Ovviamente, celebrano “quota 3000” anche le Società di Gestione dei Fondi Comuni, che a loro volta guadagnano più commissioni e soprattutto hanno un argomento, che oggi è anche l’unico, per spingere quei Fondi Comuni che a loro portano le commissioni più elevate.

Ed ecco spiegato perché anche un piccolissimo rialzo, come in effetti è stato nelle ultime settimane quello della Borsa di New York, viene celebrato ed amplificato dai media: le fake news, in Finanza come negli altri ambiti, fanno comodo a chi ne approfitta per aumentare i propri guadagni.
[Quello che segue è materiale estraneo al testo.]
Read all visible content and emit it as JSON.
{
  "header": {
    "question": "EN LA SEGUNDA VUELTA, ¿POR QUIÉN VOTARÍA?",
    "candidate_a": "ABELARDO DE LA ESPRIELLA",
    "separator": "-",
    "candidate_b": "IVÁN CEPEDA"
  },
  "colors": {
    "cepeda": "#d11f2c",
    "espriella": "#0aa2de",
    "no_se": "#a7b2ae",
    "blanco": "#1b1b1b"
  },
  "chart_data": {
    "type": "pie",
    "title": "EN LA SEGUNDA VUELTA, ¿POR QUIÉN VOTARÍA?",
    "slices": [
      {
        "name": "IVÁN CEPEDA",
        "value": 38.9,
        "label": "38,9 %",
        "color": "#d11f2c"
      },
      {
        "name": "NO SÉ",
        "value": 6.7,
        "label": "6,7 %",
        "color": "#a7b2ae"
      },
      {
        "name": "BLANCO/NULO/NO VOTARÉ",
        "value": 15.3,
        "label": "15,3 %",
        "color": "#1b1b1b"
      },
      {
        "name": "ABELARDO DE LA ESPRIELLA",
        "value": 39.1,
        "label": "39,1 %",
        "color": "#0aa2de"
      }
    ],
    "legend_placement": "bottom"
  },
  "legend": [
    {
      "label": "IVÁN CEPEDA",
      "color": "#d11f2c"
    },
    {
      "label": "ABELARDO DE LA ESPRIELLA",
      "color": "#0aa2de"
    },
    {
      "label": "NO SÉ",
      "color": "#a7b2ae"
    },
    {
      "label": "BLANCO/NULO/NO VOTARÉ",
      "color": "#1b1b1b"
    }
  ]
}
Per completare questo Post in modo più analitico, e quindi per parlare di cose che per noi investitori finali sono più serie e più rilevanti, Recce’d ha scelto di riprodurre, qui di seguito, un commento apparso proprio nelle ultime ore sul Financial Times. Vi offre una messa a punto che vi sarà utile per comprendere quello che vedrete nelle prossime settimane. Buona lettura.

US stocks have soared to records this year despite earnings remaining flat. This is just one paradox stalking markets that should unnerve equity investors. Stock indices reached milestones this week with the S&P 500 hitting the 3,000 mark and the Dow Jones Industrial Average breaching 27,000 points. The best June since 1955 capped a surging first half of the year that has returned 17 per cent to investors, its best showing since 1997. Yet the jubilation may soon fade.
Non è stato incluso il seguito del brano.